James Carrick describes the OBR’s 2.75% forecast for between 2014 and 2016 as bearing striking similarities to the 2.5% to 3% estimate generated for 2012 in 2010. This has since been revised down to an estimate that is closer to zero.
This latest forecast depends on both “a magical return to easy credit” and a global boom that does not result in inflation, says Carrick, who labels both presumptions as unlikely.
“We’ve really tried to be optimistic here, although it may not look it from the figures,” says Carrick, estimating that growth will actually prove to be nearer to 1.5% in a best case scenario model.

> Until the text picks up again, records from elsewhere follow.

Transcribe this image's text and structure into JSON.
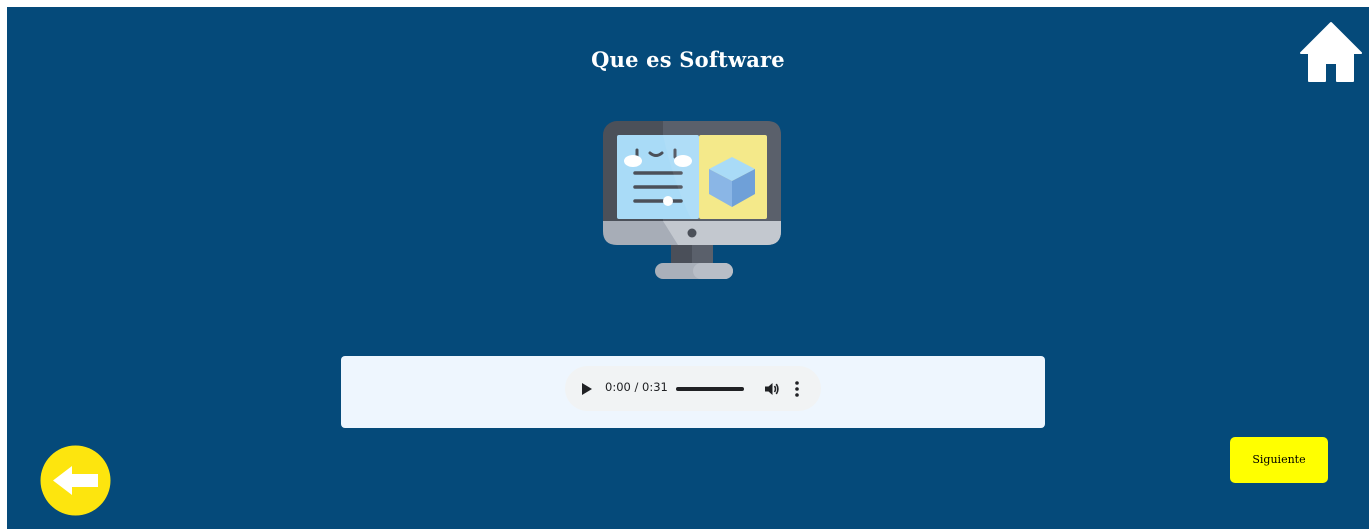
{
  "page": {
    "title": "Que es Software",
    "background_color": "#054a7a"
  },
  "nav": {
    "home_icon": "home-icon",
    "back_icon": "arrow-left-icon",
    "back_color": "#fde50e",
    "next_label": "Siguiente",
    "next_color": "#ffff00"
  },
  "illustration": {
    "icon": "computer-monitor-icon"
  },
  "audio": {
    "time_display": "0:00 / 0:31",
    "progress": 0,
    "play_icon": "play-icon",
    "volume_icon": "volume-icon",
    "more_icon": "more-options-icon"
  }
}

Should the OBR’s wider prediction of a global GDP growth rate of 5% prove correct, it will inevitably be accompanied by heightened inflationary pressures. The result is a squeeze on spending followed by a rise in rates, which chokes off a recovery, says Carrick.
A drastic improvement in domestic credit conditions looks equally unlikely, with the OBR assuming the 2012’s rate of 70,000 property transactions to reach closer to 115,000 by 2016. (article continues below)
“[The OBR] assumes credit conditions will improve very quickly; quicker than during the mid 90s and almost as quick as they did in the mid 80s,” says Carrick.
The analysis suggests the government will again miss its fiscal target which could in itself generate a gilt crisis. If financial markets lose patience with the government, it could result in a credit downgrade which pushes yields to potentially unsustainable levels, says Carrick.
“The government will be faced with the choice of choosing more austerity or gambling with the gilt and FX markets.”